Homélie du père Jean-Louis Souletie pour le deuxième dimanche de l’Avent

Homélie du père Jean-Louis Souletie pour le deuxième dimanche de l’Avent

2ème Dimanche de l’Avent

Le voile a été levé dimanche dernier sur le mystère de Dieu fait homme, d’un Dieu qui seul est humain. Car c’est une chose vraiment sérieuse que nous attendons, et non la répétition chaque année du sempiternel évangile trop connu et finalement mal connu. C’est le secret de notre humanité que nous cherchons : l’Emmanuel, Dieu fait chair. Le voile est levé sur quelque chose qui demande à se frayer un chemin laborieusement au milieu de nos aridités et de nos asséchements comme un filet d’eau qui cherche sa route. Il s’agit de tracer droit dans les terres arides une route pour notre Dieu selon le prophète Isaïe. Nous attendons du sérieux : rien de moins qu’un ciel nouveau et une terre nouvelle selon l’apôtre Pierre. Cette annonce vient résonner aujourd’hui dans nos vies quelque peu végétatives qui nous laissent peut être insatisfaits ou résignés. Tout le temps de l’Avent cherche à assouplir nos rigidités de cœur et d’esprit pour entrevoir la modestie de l’homme Dieu dans la crèche. Il est intéressant de noter à ce sujet que Là où notre rite latin fait entendre la prophétie messianique d’Isaïe pour nous y préparer, le rite syriaque intitule les semaines d’avant Noël les semaines des annonciations, comme celle à Zacharie, à Marie, à Elizabeth, la nativité de Jean Baptiste et l’annonciation à Joseph, comme pour dire l’actualité de la nouveauté à laquelle nous nous préparons, à son irruption, la venue du ciel sur la terre.

 

Le Porche du mystère d’un monde qui vient

Le voile qui est levé sur le mystère de Noël appelle tout le sérieux de notre attention au point que c’est notre changement d’attitude qui est sollicité comme
l’était celui des foules qui venait écouter Jean Baptiste au désert. A ceux qui ne peuvent plus croire, découragés par un Eglise décevante, à ceux qui n’entrevoient plus de Dieu, l’Avent redit ce que Rilke écrivait au jeune poète : “Pourquoi ne pensez-vous pas qu’Il est celui qui viendra, qui est imminent de toute éternité, le fruit ultime d’un arbre dont nous sommes les feuilles ? Qu’est ce qui vous empêche de projeter Sa naissance dans les temps futurs, et de vivre votre vie comme l’un des beaux jours douloureux d’une grossesse grandiose ? Ne constatez vous pas que tout ce qui arrive est toujours aussi un commencement ; cela ne pourrait il être Son commencement puisque tout début est en lui-même toujours si beau ?”

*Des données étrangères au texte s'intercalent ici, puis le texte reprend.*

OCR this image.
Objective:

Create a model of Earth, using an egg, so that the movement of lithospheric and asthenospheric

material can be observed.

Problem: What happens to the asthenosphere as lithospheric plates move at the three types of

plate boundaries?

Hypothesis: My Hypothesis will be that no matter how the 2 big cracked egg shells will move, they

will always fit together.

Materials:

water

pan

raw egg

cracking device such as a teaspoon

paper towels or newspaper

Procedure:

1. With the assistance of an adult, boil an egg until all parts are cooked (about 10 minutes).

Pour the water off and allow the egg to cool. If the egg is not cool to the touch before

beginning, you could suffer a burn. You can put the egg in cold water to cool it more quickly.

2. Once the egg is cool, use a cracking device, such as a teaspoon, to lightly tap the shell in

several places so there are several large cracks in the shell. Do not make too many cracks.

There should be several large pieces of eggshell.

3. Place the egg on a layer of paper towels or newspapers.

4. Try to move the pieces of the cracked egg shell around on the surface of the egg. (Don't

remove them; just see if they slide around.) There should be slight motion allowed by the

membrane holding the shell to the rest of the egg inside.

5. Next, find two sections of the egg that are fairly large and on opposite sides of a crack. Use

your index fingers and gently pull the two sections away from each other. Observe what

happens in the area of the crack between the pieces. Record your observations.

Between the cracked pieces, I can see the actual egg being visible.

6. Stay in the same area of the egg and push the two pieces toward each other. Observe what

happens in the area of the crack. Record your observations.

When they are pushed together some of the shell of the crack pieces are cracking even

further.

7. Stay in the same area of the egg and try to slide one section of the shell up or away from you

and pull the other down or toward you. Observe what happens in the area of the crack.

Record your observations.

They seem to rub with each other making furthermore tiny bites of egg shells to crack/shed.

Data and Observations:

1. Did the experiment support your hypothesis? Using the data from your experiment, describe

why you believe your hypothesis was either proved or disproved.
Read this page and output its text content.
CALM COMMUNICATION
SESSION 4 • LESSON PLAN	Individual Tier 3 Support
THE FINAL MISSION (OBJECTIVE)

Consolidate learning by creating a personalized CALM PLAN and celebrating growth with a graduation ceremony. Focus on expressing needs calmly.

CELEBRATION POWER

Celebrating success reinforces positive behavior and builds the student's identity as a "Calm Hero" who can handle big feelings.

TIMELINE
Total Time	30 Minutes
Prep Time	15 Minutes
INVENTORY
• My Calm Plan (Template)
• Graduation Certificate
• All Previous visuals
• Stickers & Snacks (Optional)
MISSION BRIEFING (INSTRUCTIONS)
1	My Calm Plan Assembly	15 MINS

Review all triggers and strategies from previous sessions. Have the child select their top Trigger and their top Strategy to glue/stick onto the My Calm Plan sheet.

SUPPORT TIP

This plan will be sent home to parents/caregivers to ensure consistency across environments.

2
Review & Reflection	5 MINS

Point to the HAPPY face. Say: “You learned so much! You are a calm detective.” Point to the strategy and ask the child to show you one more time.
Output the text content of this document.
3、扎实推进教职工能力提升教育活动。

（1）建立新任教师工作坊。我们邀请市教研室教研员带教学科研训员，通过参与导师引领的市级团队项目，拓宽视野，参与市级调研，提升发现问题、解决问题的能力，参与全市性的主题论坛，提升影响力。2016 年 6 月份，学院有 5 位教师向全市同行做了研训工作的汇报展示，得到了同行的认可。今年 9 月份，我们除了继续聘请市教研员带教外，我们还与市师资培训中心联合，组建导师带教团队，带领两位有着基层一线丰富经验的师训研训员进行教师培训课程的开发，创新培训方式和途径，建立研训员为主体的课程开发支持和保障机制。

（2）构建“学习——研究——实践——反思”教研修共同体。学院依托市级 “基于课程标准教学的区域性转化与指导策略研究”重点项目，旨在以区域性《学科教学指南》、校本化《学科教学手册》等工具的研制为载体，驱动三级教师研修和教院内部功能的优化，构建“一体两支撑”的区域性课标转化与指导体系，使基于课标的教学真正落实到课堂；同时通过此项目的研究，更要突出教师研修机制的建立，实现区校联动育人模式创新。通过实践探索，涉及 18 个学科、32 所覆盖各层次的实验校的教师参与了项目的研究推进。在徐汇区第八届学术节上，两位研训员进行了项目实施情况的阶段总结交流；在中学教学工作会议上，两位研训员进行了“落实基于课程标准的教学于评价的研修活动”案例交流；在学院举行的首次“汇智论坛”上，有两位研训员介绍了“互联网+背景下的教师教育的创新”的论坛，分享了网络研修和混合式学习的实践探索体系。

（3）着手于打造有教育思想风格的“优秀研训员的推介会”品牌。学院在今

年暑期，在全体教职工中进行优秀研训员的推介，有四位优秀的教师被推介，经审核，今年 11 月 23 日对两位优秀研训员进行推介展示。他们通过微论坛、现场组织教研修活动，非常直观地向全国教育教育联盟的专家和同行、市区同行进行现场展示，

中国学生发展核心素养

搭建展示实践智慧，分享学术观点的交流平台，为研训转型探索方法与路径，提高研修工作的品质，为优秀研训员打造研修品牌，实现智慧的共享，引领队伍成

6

L’Avent est ce porche d’entrée dans l’année liturgique et ressemble aux propylées de l’Acropole d’Athènes qui donnait accès à l’espace sacré sur lequel s’élevait le Parthénon, qui lui-même contenait la Cella où était la divinité vénérée par les Athéniens. La porte de l’Évangile de dimanche dernier nous invitait à être vigilant sur ce qui entre et sort de notre vie. L’Avent est ce porche qui nous invite à vérifier ce qu’il en est du mystère que Dieu dépose en nous comme en vases d’argile.

Ne vivons-nous pas aujourd’hui la fin d’une époque et l’Avent d’un temps nouveau ? Beaucoup le ressentent ainsi sans pouvoir le nommer. Les fatalistes sombrent dans le cynisme et les volontaristes fuient en avant sans savoir vers quoi. Un changement s’opère assurément en profondeur dans les cultures et les sensibilités de notre époque. Il est insaisissable comme l’est la glace qui se change en eau, sans qu’on puise isoler l’instant de la transformation. La déconstruction du religieux, la fragilité des colosses qu’étaient l’Etat, la science et le progrès, le bouleversement écologique aussi bien qu’anthropologique sont des signes de ce mouvement tectonique qui ébranle notre temps.

 

L’exercice d’un déchiffrement

L’avènement d’un monde est-il alors déchiffrable ? Un voile se lève-t-il déjà sur l’aurore ? Le chemin vers Noël nous exerce à donner notre réponse. Mais cette réponse n’est pas à distance, elle nous engage. Déceler ce qui arrive en ce monde, dans notre vie mobilise notre vigilance. C’est ce sens qu’aujourd’hui, par la bouche de Jean-Baptiste, l’appel à la conversion retentit dans le désert. Laissons le retentir à nouveau comme un travail de déchiffrement de ce qui advient. Que signifie-t-il durant ce temps de l’Avent ? les mots (« préparer », « ouvrir », « crier », « proclamer ») et les gestes de l’évangile (la vie au désert de Jean-Baptiste, sa vêture et sa nourriture) le disent avec force, la conversion de l’Avent est précisément une recherche de l’essentiel. L’image du tri entre le grain et la paille peut nous aider. « Le Seigneur ne veut pas en laisser quelques-uns se perdre, mais il veut que tous parviennent à la conversion. » Qu’est-ce donc alors qui, dans nos vies, mérite d’être brûlé ou tout au moins laissé de côté et qu’est-ce qui mérite d’être recueilli et cultivé ?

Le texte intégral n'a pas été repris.